Russia: la parata del 9 maggio per difendere la Patria

Il fatidico 9 maggio è passato. “La Russia ha solo due alleati, la sua flotta e il suo esercito”: potremmo sintetizzare così il discorso di Vladimir Putin. Solo che queste parole sono attribuite allo Zar Alessandro III (1845-1894). Per la prima volta, dal 2000, lunedì 9 maggio il presidente russo campeggiava da solo sulla presidenziale tribuna eretta nella Piazza Rossa, senza collaboratori o ministri vari. Vicino a lui solo veterani e generali. Così ha dato inizio alla parata per le celebrazioni del settantasettesimo anniversario della vittoria dell’Unione Sovietica sulla Germania nazista. Una parata militare che, come sempre, ha lo scopo di mostrare i muscoli della grande potenza russa. Tuttavia, in questa ricorrenza incombe l’ombra della guerra in Ucraina e un isolamento internazionale non assoluto nei fatti ma mediaticamente sovradimensionato.

Esaminando la sfilata di Mosca e confrontandola con le immagini di eventi precedenti, ma soprattutto osservando le province dove si è commemorato il “Giorno della Vittoria”, si nota una contrazione delle forze esibite. La rivista Forbes ha stimato una riduzione del 35 per cento dell’arsenale e delle truppe impegnate nella manifestazione rispetto all’anno precedente. Il messaggio che Putin ha trasmesso durante il suo discorso è che la Russia è isolata ma combattiva. Ricordo che l’anno passato Putin aveva eliminato ottant’anni di storiografia sovietica e russa assicurando che, durante la guerra, i russi erano soli contro il nemico. Come previsto e già annunciato dai suoi portavoce nei giorni scorsi, Putin ha diffusamente rappresentato i parallelismi tra l’epopea dei militari sovietici durante la Grande guerra patriottica del 1941-1945 e il conflitto in Ucraina, dichiarando: “Oggi come ieri, state combattendo per il nostro popolo nel Donbass, per la sicurezza della nostra patria, la Russia”. E ha continuato: “In modo che non ci sia posto nel mondo per carnefici e nazisti”. Non citando mai l’Ucraina.

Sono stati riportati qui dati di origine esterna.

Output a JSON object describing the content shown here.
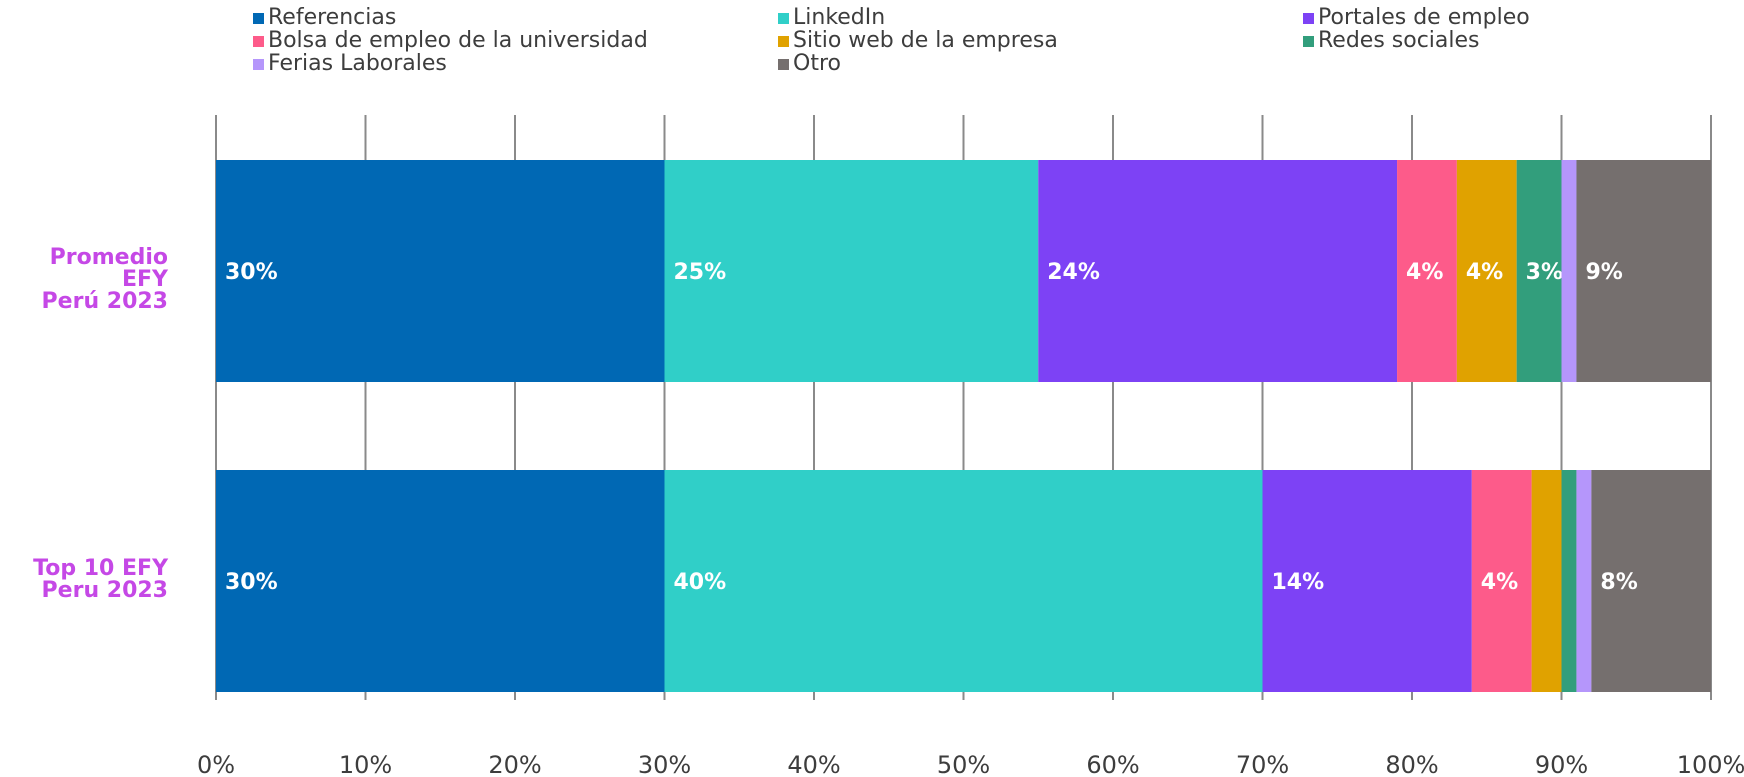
{
  "chart_data": {
    "type": "bar",
    "orientation": "horizontal",
    "stacked": true,
    "xlim": [
      0,
      100
    ],
    "x_ticks": [
      "0%",
      "10%",
      "20%",
      "30%",
      "40%",
      "50%",
      "60%",
      "70%",
      "80%",
      "90%",
      "100%"
    ],
    "categories": [
      "Promedio EFY\nPerú 2023",
      "Top 10 EFY\nPeru 2023"
    ],
    "category_lines": [
      [
        "Promedio EFY",
        "Perú 2023"
      ],
      [
        "Top 10 EFY",
        "Peru 2023"
      ]
    ],
    "category_color": "#c548e6",
    "legend_position": "top",
    "grid": true,
    "series": [
      {
        "name": "Referencias",
        "color": "#0068b4",
        "values": [
          30,
          30
        ],
        "labels": [
          "30%",
          "30%"
        ]
      },
      {
        "name": "LinkedIn",
        "color": "#30cfc8",
        "values": [
          25,
          40
        ],
        "labels": [
          "25%",
          "40%"
        ]
      },
      {
        "name": "Portales de empleo",
        "color": "#7d42f5",
        "values": [
          24,
          14
        ],
        "labels": [
          "24%",
          "14%"
        ]
      },
      {
        "name": "Bolsa de empleo de la universidad",
        "color": "#fd5b8a",
        "values": [
          4,
          4
        ],
        "labels": [
          "4%",
          "4%"
        ]
      },
      {
        "name": "Sitio web de la empresa",
        "color": "#e0a200",
        "values": [
          4,
          2
        ],
        "labels": [
          "4%",
          ""
        ]
      },
      {
        "name": "Redes sociales",
        "color": "#329e7c",
        "values": [
          3,
          1
        ],
        "labels": [
          "3%",
          ""
        ]
      },
      {
        "name": "Ferias Laborales",
        "color": "#b596fb",
        "values": [
          1,
          1
        ],
        "labels": [
          "",
          ""
        ]
      },
      {
        "name": "Otro",
        "color": "#756f6e",
        "values": [
          9,
          8
        ],
        "labels": [
          "9%",
          "8%"
        ]
      }
    ]
  }
}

Il messaggio è senza dubbio al valor patrio dei militari impegnati nel Donbass, ma verosimilmente anche ai familiari dei circa ventimila giovani russi che lì hanno già perso la vita. È evidente che la contrazione del numero dei mezzi militari e dei soldati ha una motivazione oggettiva, che è la conseguenza dell’impegno o della distruzione di numerose unità in Ucraina, soprattutto veicoli blindati ed elicotteri, nonché del lungo fronte di posizionamento dove sono impegnate le truppe. Inoltre, l’ostentazione della flotta navale russa che vedeva tradizionalmente lo schieramento a San Pietroburgo e Vladivostok, poi a Sebastopoli, è stata a cancellata, evitando almeno il ricordo dell’imbarazzante affondamento dell’incrociatore Moskva e di altre navi.

Eppure, lunedì 9 maggio Putin è andato oltre. Ha sì affermato di onorare la memoria di tutti i combattenti degli eserciti alleati, anche statunitensi. Ma ha accusato l’Occidente di voler “cancellare i valori millenari della Russia”, aggiungendo che “tale degrado morale è diventato la base di ciniche falsificazioni della storia della Seconda guerra mondiale, l’incitamento alla russofobia, la glorificazione dei traditori, il deprezzamento della memoria delle loro vittime”. Ricordando, poi, che i nemici della Russia hanno cercato di usare terroristi internazionali per seminare inimicizia nazionale e religiosa, per indebolire e dividere all’interno la nazione. Putin ha terminato l’intervento sostenendo che tutto questo impegno non ha sortito nulla.

Per concludere “questa giornata” è chiaro che il carattere consensuale della commemorazione della vittoria si bilancia con l’assenza di un consenso nazionale sulla guerra in Ucraina. La Russia non è riuscita, contrariamente a quanto hanno fatto le altre Repubbliche post-sovietiche, a costruirsi come Stato-nazione. Infatti, fu concepita e organizzata come erede della vittoriosa Unione Sovietica del 1945. Così questa realtà storica si è sviluppata nel corso degli anni ed è stata accompagnata da nuove tradizioni, come il nastro di San Giorgio, ereditato dalla Russia zarista e utilizzato dal 2005, come simbolo patriottico. O come il “Reggimento immortale” e la marcia commemorativa della memoria familiare, organizzata inizialmente dalla società civile russa prima di essere assunta dallo Stato. Come ho scritto nel mio precedente articolo, tanta apprensione per la giornata del 9 maggio, per partorire solo un maggiore ingaggio umano da ambo le parti, accompagnato da uno stallo geostrategico probabilmente voluto.